Managing context goes a long way, too. I clear context for every new task and keep the local context files up to date with key info to get the LLM on target quickly
Aggressively recreating your context is still the best way to get the best results from these tools too, so it has a secondary benefit.
The other skill is in knowing exactly when to roll up your sleeves and do it the old fashioned way. Which things they're good/useful for, and which things they aren't.
My take is that the overlap is strongest with engineering management. If you can learn how to manage a team of human engineers well, that translates to managing a team of agents well.
None of that knowlege will get useless, only working around current limitations of agents will.
If I want to start a new task, I /clear and then tell it to re-read the CLAUDE.md document where I put all of the quick context: Description of the project, key goals, where to find key code, reminders for tools to use, and so on. I aggressively update this file as I notice things that it’s always forgetting or looking up. I know some people have the LLM update their context file but I just do it myself with seemingly better results.
Using /compact burns through a lot of your usage quota and retains a lot of things you may not need.
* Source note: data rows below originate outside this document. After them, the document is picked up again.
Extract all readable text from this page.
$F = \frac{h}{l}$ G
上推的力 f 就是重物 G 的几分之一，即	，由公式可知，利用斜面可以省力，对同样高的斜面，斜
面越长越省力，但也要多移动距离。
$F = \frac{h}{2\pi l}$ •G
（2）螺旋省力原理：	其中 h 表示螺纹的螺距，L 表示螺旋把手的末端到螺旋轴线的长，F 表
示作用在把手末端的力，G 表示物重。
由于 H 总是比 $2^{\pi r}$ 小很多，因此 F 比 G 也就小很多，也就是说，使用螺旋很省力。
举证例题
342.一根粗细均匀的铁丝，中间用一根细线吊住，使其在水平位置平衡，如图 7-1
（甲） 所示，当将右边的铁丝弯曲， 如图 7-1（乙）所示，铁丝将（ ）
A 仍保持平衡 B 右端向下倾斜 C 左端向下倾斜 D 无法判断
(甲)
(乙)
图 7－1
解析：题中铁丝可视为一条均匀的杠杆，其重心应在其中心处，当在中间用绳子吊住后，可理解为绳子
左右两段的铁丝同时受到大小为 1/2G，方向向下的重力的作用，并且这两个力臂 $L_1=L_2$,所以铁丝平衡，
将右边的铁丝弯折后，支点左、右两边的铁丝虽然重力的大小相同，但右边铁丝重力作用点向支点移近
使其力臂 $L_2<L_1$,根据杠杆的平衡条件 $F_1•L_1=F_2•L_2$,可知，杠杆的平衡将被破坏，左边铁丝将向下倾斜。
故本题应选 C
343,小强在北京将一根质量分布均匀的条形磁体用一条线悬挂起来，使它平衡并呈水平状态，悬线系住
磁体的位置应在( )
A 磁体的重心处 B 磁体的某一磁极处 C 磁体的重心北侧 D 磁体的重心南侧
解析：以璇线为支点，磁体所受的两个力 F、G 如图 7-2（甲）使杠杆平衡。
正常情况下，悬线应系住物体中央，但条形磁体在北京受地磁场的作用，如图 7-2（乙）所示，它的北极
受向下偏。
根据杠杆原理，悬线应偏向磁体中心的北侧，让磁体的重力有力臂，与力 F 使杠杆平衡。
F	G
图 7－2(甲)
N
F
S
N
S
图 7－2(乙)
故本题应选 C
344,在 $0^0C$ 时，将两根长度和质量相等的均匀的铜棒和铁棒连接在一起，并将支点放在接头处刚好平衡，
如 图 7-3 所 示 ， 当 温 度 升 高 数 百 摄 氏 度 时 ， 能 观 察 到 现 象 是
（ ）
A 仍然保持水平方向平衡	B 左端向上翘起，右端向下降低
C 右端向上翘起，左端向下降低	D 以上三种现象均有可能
Giving it directions like “starting a new task doing ____, only keep necessary context for that” can help, but hitting /clear and having it re-read a short context primer is faster and uses less quota.
I do wish that ChatGPT had a toggle next to each project file instead of having to delete and reupload to toggle or create separate projects for various combinations of files.
So if you look at the total cost of running the benchmark, it's surprisingly similar to other models -- the higher price per token is offset by the significantly fewer tokens required to complete a task.
See "Cost to Run Artificial Analysis Index" and "Intelligence vs Output Tokens" here
https://artificialanalysis.ai/
...With the obligatory caveat that benchmarks are largely irrelevant for actual real world tasks and you need to test the thing on your actual task to see how well it does!
I consistently run into limits with CC (Opus 4.5) -- but even though Codex seems to be spending significantly more tokens, it just seems like the quota limit is much higher?